What are you thoughts on ways to improve lead quality and ensure effective follow-up? Email me edjones@constellaitoncc.com me if you would like to discuss.


Ed Jones

Friday, September 2, 2011

Measurement Tip #4

Trade Shows can be about more than leads and sales. Cost savings tactics such as negotiating with new suppliers, reducing travel, recruitment and generating press all lower the cost of doing business for your company. Reducing cost makes a dollar for dollar impact on profitability. Measure and report the savings as an element of event ROI.

Most events offer many ways to save your company money. Events present “one-on-many” opportunities that are especially effective in reducing sales call costs and travel expense to hold meetings in the future. The reason is hundreds, if not thousands of people who can influence the amount or cost of doing business for your company have paid their own way to be at the event and are available to meet with you. These people include existing customers, potential buyers, suppliers, partners, channels, influencers and many others.
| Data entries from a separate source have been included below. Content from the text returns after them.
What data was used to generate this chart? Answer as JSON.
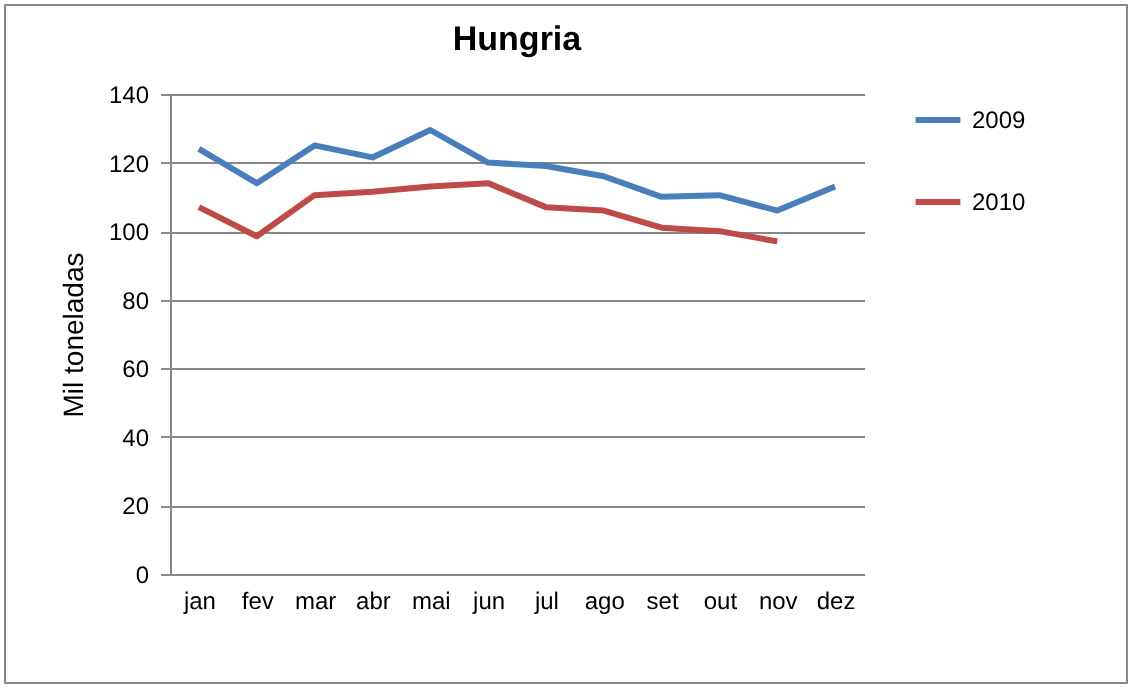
{
  "chart_data": {
    "type": "line",
    "title": "Hungria",
    "ylabel": "Mil toneladas",
    "categories": [
      "jan",
      "fev",
      "mar",
      "abr",
      "mai",
      "jun",
      "jul",
      "ago",
      "set",
      "out",
      "nov",
      "dez"
    ],
    "series": [
      {
        "name": "2009",
        "color": "#4a7ebb",
        "values": [
          124,
          114,
          125,
          121.5,
          129.5,
          120,
          119,
          116,
          110,
          110.5,
          106,
          113
        ]
      },
      {
        "name": "2010",
        "color": "#be4b48",
        "values": [
          107,
          98.5,
          110.5,
          111.5,
          113,
          114,
          107,
          106,
          101,
          100,
          97,
          null
        ]
      }
    ],
    "ylim": [
      0,
      140
    ],
    "yticks": [
      0,
      20,
      40,
      60,
      80,
      100,
      120,
      140
    ],
    "grid": "y",
    "legend": "right",
    "marker": "none",
    "line_style": "solid"
  }
}
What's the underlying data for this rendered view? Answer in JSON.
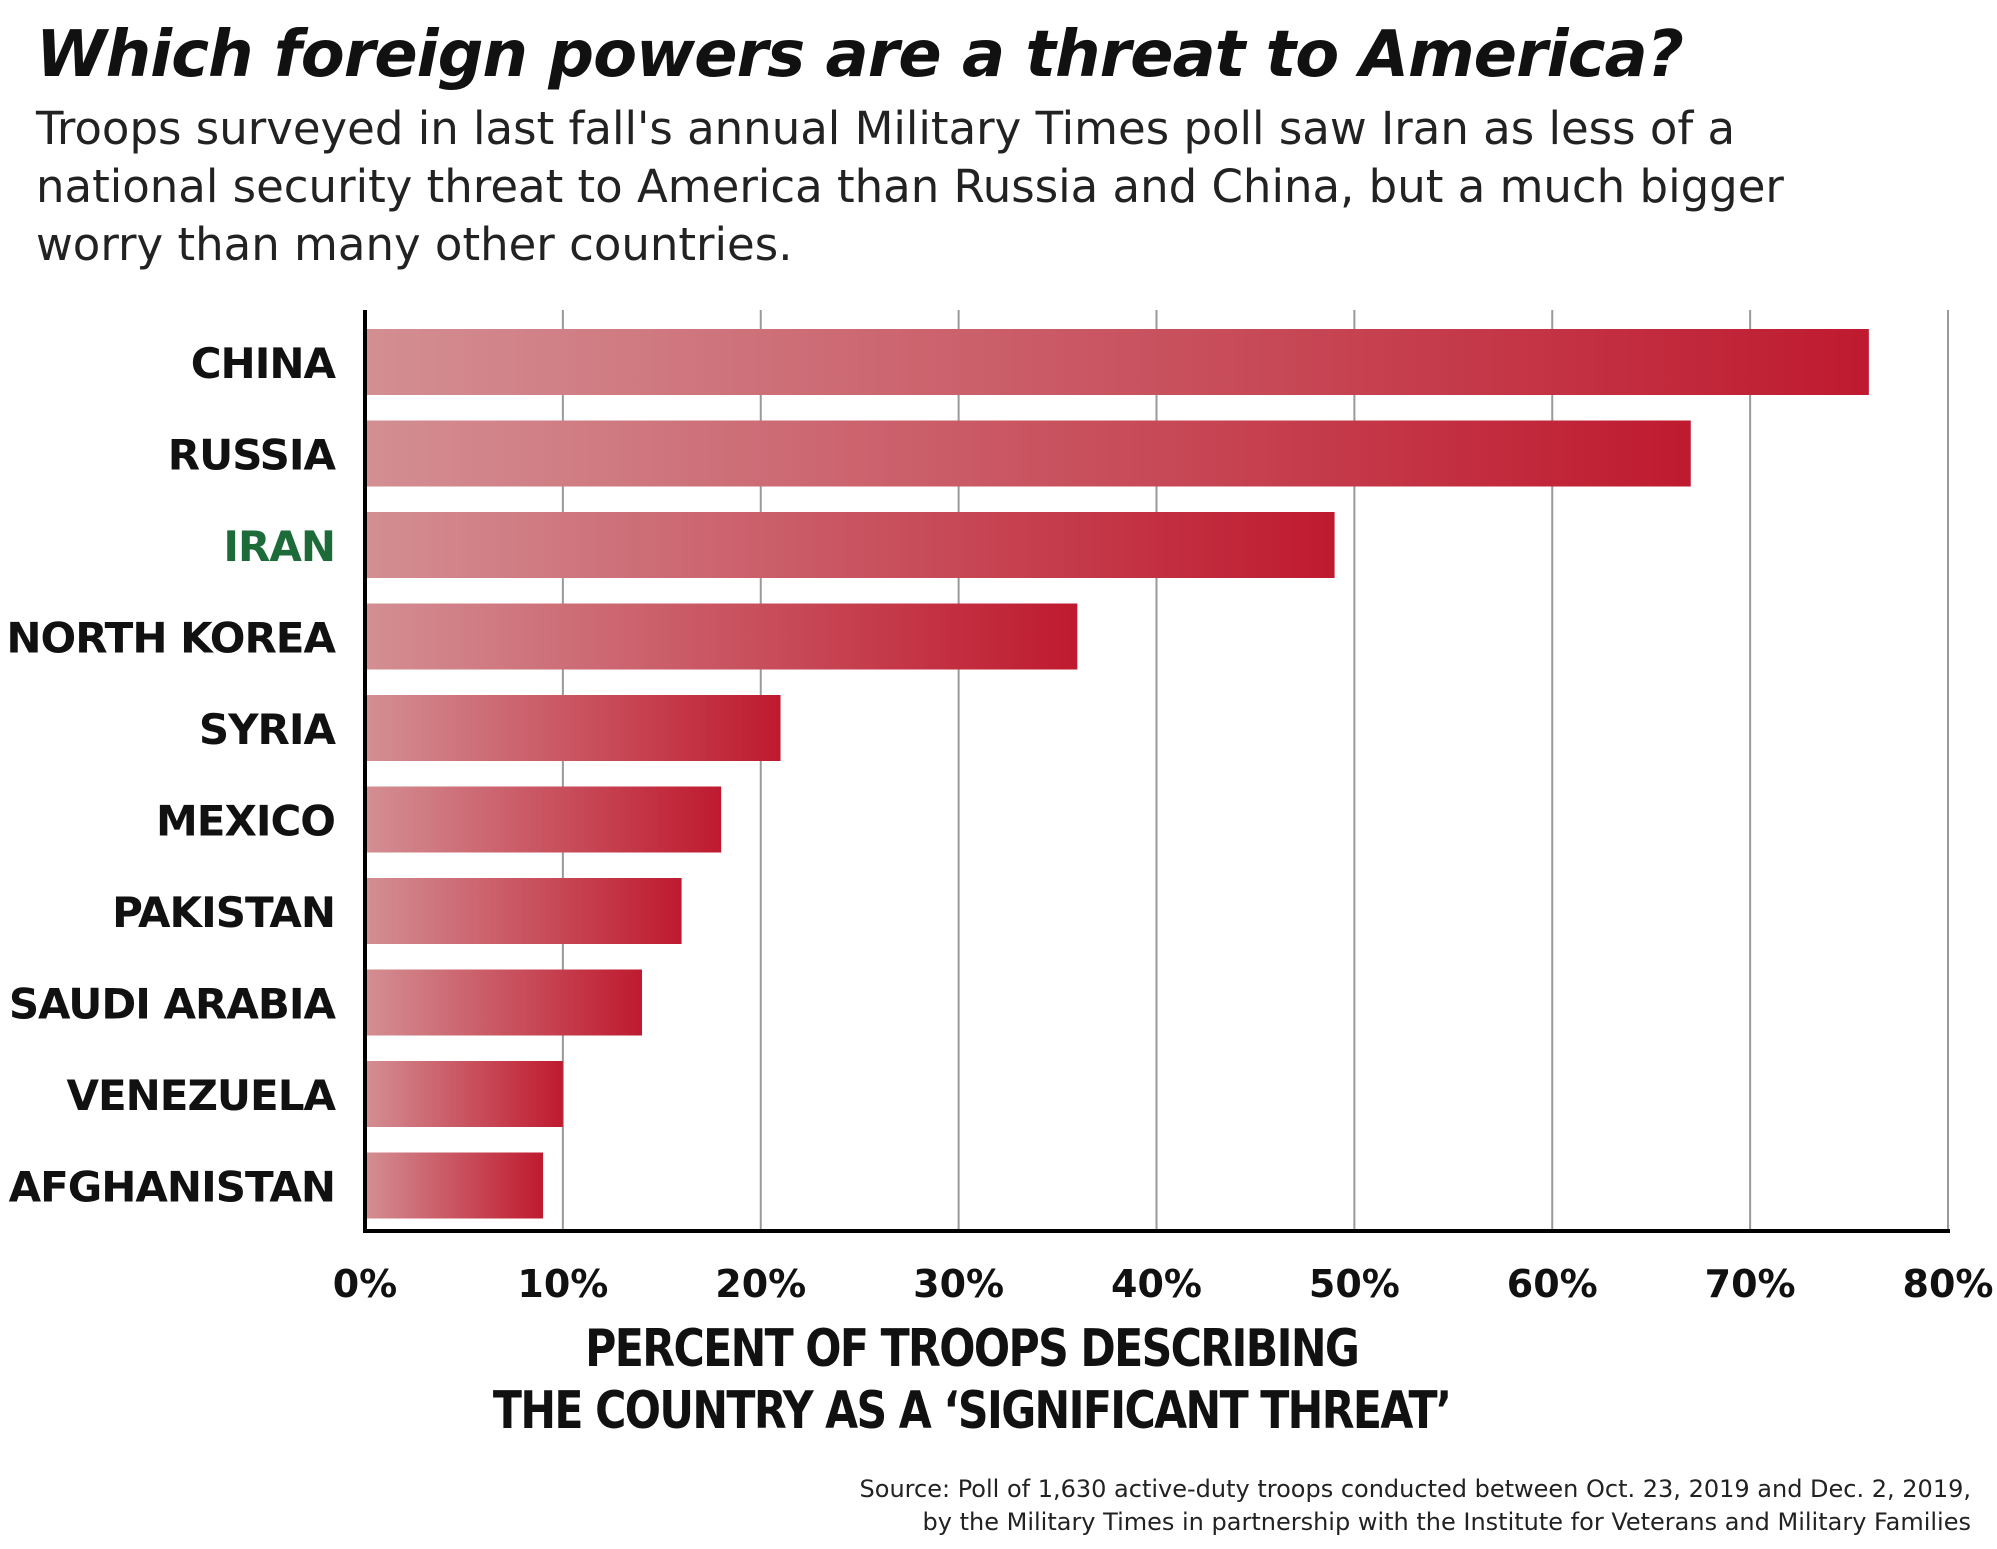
{
  "title": "Which foreign powers are a threat to America?",
  "subtitle": "Troops surveyed in last fall's annual Military Times poll saw Iran as less of a national security threat to America than Russia and China, but a much bigger worry than many other countries.",
  "chart_data": {
    "type": "bar",
    "orientation": "horizontal",
    "categories": [
      "CHINA",
      "RUSSIA",
      "IRAN",
      "NORTH KOREA",
      "SYRIA",
      "MEXICO",
      "PAKISTAN",
      "SAUDI ARABIA",
      "VENEZUELA",
      "AFGHANISTAN"
    ],
    "values": [
      76,
      67,
      49,
      36,
      21,
      18,
      16,
      14,
      10,
      9
    ],
    "xlabel": [
      "PERCENT OF TROOPS DESCRIBING",
      "THE COUNTRY AS A ‘SIGNIFICANT THREAT’"
    ],
    "ylabel": "",
    "xlim": [
      0,
      80
    ],
    "xticks": [
      "0%",
      "10%",
      "20%",
      "30%",
      "40%",
      "50%",
      "60%",
      "70%",
      "80%"
    ],
    "grid": true,
    "legend": "none",
    "highlight_category": "IRAN",
    "colors": {
      "bar_start": "#d38f93",
      "bar_end": "#bf1a2f",
      "highlight_label": "#1e6b3a",
      "label": "#111111",
      "grid": "#9a9a9a"
    }
  },
  "source": [
    "Source: Poll of 1,630 active-duty troops conducted between Oct. 23, 2019 and Dec. 2, 2019,",
    "by the Military Times in partnership with the Institute for Veterans and Military Families"
  ]
}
One of our clients hosted over 1,000 meetings that included their own executives and sales teams with customers, channel partners, strategic alliances, technical experts, standards body members, investors and industry press and analysts at their largest trade show. Each meeting they held resulted in the elimination of future time and travel expense to hold that same meeting at the company’s expense in the future. This client was able to report a savings estimate of more than $1,000,000, representing enough return to justify the entire show budget without any estimate of eventual sales impact.

Reducing the number of required field sales contacts and associated cost presents another opportunity for savings. A well-executed event plan accomplishes the same objectives with targeted prospects that would occur in the first few field sales calls. A well-executed program may eliminate up to two or more sales calls in the field required to close a sale. Typically, these calls cost a company from $400 to $1,000 or more dollars each.

There are more ways to impact the cost of doing business that can be listed here. For example, many clients use marketing events as recruitment opportunities thereby reducing the cost of finding suitable candidates and bringing candidates to HQ for an interview. This is also true for supplier and channel recruitment.

The activities at your next event should be aimed not only at the income side of the profit equation, but the cost side as well. Of course to make these benefits happen requires that you initiate a dialogue with those internal managers who can take advantage of the opportunity your event provides. They can also help you estimate the value associated with doing multiple things at an event instead of doing them one at a time.

Reporting these results in your event measurement report will add credibility and financial justification for your investment beyond the primary goal of increasing sales.